Protecting the kidney in systemic lupus erythematosus: from diagnosis to therapy

Lupus nephritis (LN) is a common manifestation of systemic lupus erythematosus that can lead to irreversible renal impairment. Although the prognosis of LN has improved substantially over the past 50 years, outcomes have plateaued in the USA in the past 20 years as immunosuppressive therapies have failed to reverse disease in more than half of treated patients. This failure might reflect disease complexity and heterogeneity, as well as social and economic barriers to health-care access that can delay intervention until after damage has already occurred. LN progression is still poorly understood and involves multiple cell types and both immune and non-immune mechanisms. Single-cell analysis of intrinsic renal cells and infiltrating cells from patients with LN is a new approach that will help to define the pathways of renal injury at a cellular level.
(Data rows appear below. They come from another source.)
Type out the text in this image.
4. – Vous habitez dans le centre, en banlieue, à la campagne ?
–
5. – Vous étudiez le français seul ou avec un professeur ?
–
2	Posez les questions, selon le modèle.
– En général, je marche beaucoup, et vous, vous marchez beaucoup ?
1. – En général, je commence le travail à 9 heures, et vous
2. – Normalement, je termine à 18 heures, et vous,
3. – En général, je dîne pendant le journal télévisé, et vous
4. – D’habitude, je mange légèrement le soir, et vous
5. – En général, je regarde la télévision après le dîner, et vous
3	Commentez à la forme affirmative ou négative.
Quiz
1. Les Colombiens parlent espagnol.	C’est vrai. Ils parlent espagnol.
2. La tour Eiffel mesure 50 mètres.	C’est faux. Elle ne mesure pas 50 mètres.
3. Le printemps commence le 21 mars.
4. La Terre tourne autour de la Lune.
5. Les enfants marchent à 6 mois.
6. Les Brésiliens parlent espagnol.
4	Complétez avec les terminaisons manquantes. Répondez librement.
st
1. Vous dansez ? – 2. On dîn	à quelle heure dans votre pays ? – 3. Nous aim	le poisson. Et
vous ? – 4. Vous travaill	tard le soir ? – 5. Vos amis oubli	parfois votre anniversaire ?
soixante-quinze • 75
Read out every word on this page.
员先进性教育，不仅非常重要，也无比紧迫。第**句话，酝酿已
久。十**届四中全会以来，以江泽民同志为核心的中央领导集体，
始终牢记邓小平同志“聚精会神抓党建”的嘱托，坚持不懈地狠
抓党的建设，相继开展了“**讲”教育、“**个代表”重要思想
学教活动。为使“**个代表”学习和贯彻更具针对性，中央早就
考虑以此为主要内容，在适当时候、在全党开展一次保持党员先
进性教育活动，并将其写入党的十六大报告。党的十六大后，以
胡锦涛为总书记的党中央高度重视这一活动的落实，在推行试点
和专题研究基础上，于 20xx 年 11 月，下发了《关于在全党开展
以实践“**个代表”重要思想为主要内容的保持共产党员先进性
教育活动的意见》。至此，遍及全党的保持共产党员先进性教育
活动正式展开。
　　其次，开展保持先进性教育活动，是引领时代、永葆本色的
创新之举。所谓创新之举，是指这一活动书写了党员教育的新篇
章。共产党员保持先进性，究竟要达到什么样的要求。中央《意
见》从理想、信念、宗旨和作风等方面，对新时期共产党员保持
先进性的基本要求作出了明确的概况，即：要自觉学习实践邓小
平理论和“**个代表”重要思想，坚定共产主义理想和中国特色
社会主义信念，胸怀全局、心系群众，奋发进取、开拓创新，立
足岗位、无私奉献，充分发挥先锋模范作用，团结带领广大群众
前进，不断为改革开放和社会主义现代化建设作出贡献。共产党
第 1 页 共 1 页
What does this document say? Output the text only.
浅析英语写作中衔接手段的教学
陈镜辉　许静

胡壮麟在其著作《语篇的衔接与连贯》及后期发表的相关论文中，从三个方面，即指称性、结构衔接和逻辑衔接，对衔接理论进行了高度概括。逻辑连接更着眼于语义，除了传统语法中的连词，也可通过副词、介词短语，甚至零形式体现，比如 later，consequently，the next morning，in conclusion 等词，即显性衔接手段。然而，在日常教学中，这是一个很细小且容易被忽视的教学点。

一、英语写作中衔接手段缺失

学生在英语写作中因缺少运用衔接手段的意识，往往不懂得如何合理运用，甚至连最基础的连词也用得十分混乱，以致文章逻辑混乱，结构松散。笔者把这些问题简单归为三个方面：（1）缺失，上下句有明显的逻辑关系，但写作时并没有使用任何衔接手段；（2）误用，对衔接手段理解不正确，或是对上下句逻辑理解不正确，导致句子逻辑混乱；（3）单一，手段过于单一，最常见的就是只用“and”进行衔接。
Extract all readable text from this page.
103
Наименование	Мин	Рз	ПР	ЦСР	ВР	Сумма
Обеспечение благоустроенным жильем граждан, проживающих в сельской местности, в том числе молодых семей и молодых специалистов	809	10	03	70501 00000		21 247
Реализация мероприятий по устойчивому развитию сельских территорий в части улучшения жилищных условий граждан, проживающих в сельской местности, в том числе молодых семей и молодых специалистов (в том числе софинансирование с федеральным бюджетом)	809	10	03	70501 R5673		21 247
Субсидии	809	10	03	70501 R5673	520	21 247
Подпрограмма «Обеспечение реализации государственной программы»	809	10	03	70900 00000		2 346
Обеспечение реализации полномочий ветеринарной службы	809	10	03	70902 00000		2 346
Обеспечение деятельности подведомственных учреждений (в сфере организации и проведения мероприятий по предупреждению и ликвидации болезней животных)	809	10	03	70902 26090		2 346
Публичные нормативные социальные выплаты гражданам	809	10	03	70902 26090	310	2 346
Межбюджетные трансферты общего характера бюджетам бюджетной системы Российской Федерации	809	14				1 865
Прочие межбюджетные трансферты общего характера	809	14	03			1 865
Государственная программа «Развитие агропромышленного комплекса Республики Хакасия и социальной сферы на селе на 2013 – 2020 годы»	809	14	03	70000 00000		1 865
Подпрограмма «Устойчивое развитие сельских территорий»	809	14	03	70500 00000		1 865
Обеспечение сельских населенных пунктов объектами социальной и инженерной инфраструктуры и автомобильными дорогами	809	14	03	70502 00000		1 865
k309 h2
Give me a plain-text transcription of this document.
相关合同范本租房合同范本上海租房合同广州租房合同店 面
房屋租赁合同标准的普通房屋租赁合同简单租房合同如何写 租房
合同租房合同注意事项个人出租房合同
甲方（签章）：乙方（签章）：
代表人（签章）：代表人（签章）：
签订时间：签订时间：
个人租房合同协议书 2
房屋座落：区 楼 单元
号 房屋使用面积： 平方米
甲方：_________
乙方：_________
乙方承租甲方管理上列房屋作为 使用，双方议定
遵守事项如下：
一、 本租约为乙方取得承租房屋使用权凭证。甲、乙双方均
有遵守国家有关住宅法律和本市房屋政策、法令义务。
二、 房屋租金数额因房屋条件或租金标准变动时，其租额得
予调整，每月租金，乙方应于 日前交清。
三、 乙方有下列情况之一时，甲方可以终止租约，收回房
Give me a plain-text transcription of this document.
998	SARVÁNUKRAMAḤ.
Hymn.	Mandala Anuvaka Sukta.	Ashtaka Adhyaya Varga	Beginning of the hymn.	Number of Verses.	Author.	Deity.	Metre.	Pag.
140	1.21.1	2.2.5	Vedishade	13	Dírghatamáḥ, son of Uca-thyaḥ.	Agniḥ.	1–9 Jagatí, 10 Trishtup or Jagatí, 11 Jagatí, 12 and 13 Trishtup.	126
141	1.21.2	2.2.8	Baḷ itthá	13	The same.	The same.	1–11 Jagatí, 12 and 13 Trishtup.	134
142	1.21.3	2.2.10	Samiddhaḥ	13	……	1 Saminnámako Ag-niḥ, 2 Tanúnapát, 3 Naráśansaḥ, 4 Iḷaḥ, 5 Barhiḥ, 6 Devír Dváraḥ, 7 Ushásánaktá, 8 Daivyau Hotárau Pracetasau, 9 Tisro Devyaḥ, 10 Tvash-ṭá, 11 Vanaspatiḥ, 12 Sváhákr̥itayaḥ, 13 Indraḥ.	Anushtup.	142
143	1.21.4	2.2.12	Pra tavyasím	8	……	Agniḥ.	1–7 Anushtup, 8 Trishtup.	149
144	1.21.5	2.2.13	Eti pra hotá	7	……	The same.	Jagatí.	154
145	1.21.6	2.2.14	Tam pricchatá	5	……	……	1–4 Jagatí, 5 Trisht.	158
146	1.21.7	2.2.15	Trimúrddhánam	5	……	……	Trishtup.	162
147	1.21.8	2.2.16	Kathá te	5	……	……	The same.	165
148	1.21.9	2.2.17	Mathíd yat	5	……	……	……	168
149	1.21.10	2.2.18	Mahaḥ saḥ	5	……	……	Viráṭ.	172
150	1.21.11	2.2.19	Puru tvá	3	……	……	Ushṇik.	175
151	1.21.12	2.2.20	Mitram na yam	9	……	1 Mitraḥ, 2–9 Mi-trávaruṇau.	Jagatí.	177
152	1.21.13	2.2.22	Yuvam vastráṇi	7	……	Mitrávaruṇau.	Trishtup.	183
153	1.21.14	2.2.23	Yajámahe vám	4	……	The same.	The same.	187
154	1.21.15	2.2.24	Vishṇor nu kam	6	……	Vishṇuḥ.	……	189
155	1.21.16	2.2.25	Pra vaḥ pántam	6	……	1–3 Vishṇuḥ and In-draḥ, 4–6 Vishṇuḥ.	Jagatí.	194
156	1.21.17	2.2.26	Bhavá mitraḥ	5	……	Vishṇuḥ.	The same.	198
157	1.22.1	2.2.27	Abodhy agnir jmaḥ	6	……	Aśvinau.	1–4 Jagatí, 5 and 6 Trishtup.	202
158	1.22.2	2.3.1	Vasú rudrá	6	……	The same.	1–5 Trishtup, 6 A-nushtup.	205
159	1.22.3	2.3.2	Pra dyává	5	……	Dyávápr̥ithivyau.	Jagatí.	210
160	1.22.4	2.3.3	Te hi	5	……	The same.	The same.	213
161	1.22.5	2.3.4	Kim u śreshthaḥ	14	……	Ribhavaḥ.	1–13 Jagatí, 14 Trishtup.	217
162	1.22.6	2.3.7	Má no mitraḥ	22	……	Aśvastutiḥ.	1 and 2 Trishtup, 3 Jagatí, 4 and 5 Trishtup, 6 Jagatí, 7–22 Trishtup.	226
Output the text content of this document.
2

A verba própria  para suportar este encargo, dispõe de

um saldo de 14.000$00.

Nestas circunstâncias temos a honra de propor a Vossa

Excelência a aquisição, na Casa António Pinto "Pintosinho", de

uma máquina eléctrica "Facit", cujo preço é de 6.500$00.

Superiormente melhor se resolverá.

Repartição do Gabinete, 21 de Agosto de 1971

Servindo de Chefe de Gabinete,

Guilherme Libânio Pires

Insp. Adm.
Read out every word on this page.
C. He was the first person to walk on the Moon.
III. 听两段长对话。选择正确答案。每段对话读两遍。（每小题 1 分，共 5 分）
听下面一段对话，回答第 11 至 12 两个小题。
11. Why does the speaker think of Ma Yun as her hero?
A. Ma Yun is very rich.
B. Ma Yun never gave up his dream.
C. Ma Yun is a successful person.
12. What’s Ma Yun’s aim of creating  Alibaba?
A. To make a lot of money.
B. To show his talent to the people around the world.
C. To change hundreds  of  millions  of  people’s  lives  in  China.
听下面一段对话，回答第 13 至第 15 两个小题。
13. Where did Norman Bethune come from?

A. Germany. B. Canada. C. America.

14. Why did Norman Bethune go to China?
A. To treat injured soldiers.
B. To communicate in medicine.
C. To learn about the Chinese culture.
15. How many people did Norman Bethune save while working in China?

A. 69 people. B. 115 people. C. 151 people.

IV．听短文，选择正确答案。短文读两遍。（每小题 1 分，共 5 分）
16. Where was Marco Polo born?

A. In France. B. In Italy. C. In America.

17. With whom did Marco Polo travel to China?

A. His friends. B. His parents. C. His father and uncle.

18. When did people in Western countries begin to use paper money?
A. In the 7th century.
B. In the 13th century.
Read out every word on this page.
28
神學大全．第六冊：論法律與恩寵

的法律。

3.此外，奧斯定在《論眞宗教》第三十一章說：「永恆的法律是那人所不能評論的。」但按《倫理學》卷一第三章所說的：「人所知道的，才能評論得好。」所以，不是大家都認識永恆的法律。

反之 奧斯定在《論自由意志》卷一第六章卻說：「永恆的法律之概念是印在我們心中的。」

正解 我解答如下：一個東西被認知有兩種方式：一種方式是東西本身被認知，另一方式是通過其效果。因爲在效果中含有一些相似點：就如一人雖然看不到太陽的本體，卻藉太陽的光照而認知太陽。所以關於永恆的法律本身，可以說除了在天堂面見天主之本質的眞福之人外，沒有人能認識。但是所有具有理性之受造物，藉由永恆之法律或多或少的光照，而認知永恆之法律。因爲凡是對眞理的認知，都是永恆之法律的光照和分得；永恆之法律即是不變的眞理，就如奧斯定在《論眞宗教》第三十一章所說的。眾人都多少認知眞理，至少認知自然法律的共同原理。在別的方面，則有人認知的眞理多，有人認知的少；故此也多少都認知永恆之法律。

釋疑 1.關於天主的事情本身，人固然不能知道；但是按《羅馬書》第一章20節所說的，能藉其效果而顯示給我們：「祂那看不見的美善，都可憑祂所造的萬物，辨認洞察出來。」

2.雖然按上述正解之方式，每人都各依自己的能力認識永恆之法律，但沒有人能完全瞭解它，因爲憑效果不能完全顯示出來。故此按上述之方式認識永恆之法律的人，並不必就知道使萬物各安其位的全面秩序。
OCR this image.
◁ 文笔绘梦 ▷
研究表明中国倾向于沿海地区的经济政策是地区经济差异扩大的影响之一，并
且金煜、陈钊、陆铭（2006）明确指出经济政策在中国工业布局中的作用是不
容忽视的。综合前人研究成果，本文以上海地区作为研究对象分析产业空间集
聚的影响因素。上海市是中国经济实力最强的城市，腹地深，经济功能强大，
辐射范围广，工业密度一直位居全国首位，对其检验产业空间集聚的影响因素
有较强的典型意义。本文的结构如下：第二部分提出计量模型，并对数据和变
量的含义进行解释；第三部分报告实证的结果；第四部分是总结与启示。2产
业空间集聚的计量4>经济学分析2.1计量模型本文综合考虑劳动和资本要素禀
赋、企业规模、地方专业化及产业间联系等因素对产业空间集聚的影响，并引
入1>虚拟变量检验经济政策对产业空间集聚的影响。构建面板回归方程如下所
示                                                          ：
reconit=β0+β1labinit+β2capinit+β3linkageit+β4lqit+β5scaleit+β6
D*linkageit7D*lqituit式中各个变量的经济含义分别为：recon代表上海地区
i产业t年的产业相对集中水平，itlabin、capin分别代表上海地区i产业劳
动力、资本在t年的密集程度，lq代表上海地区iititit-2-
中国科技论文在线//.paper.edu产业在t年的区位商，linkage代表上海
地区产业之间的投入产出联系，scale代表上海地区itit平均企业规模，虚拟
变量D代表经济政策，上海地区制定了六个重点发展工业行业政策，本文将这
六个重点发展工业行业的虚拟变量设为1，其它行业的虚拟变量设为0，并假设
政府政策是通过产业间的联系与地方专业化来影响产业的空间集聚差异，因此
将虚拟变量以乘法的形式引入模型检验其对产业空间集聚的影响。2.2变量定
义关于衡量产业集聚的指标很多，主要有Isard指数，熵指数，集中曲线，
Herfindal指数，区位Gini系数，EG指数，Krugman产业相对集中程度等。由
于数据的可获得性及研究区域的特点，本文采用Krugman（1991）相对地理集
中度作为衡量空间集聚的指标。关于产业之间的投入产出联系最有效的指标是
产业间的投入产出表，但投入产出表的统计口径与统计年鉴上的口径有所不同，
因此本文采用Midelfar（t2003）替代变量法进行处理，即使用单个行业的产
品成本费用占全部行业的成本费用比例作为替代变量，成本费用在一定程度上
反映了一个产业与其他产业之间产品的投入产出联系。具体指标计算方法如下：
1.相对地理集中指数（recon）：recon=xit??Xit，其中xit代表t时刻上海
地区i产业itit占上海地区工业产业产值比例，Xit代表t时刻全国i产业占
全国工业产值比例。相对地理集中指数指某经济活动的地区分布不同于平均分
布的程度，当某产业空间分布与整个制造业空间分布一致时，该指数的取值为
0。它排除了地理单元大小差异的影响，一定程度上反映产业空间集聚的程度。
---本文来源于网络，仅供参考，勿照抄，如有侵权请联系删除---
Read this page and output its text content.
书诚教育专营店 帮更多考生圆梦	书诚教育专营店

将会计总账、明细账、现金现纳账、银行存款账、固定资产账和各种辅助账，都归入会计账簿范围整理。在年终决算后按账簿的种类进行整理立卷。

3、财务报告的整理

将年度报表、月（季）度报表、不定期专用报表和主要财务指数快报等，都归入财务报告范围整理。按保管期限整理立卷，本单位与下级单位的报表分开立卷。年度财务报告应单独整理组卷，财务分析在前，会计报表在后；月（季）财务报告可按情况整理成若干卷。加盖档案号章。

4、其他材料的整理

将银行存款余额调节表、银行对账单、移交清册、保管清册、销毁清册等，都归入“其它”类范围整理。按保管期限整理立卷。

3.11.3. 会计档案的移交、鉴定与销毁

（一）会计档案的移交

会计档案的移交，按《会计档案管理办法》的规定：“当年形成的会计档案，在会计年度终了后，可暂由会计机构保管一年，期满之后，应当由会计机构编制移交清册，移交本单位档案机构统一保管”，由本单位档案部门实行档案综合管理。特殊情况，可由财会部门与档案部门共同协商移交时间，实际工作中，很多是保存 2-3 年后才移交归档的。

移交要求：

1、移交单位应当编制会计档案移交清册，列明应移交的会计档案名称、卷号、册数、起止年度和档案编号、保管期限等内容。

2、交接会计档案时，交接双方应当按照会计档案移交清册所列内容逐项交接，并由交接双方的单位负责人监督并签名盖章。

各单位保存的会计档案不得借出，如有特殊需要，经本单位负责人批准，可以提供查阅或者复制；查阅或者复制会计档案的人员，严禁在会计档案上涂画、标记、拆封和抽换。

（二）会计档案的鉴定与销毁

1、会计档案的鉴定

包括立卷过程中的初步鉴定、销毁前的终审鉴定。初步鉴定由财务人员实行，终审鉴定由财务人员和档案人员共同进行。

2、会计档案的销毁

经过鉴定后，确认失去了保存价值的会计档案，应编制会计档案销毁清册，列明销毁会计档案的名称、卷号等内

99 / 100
Although many new immune-modulating therapies are being tested in the clinic, the development of therapies to improve regeneration of the injured kidney and to prevent fibrosis requires a better understanding of the mechanisms of LN progression. This mechanistic understanding, together with the development of clinical measures to evaluate risk and detect early disease and better access to expert health-care providers, should improve outcomes for patients with LN. Lupus nephritis is a serious and currently irreversible complication of systemic lupus erythematosus that is a leading cause of mortality. New biomarkers and therapies are being developed to improve the monitoring and treatment of this disease. Key points Lupus nephritis (LN) is a heterogeneous complication of systemic lupus erythematosus that remains a considerable unmet medical need. Genetic and epigenetic factors confer risks of LN incidence and progression. Single-cell analyses and enhanced microscopic analyses of renal tissues are yielding new information about LN pathogenesis and the progression of chronic kidney disease. Improvements in risk assessment using genetic or transcriptomic biomarkers could enable the design of clinical trials to prevent LN onset and progression. Trials might need to be tailored according to the genetic profile of the patient, a biomarker-based evaluation of their renal tissue and/or the mechanism of action of each new drug. Developments in the understanding of tubulointerstitial injury and repair are yielding new strategies for preserving renal function and preventing fibrosis.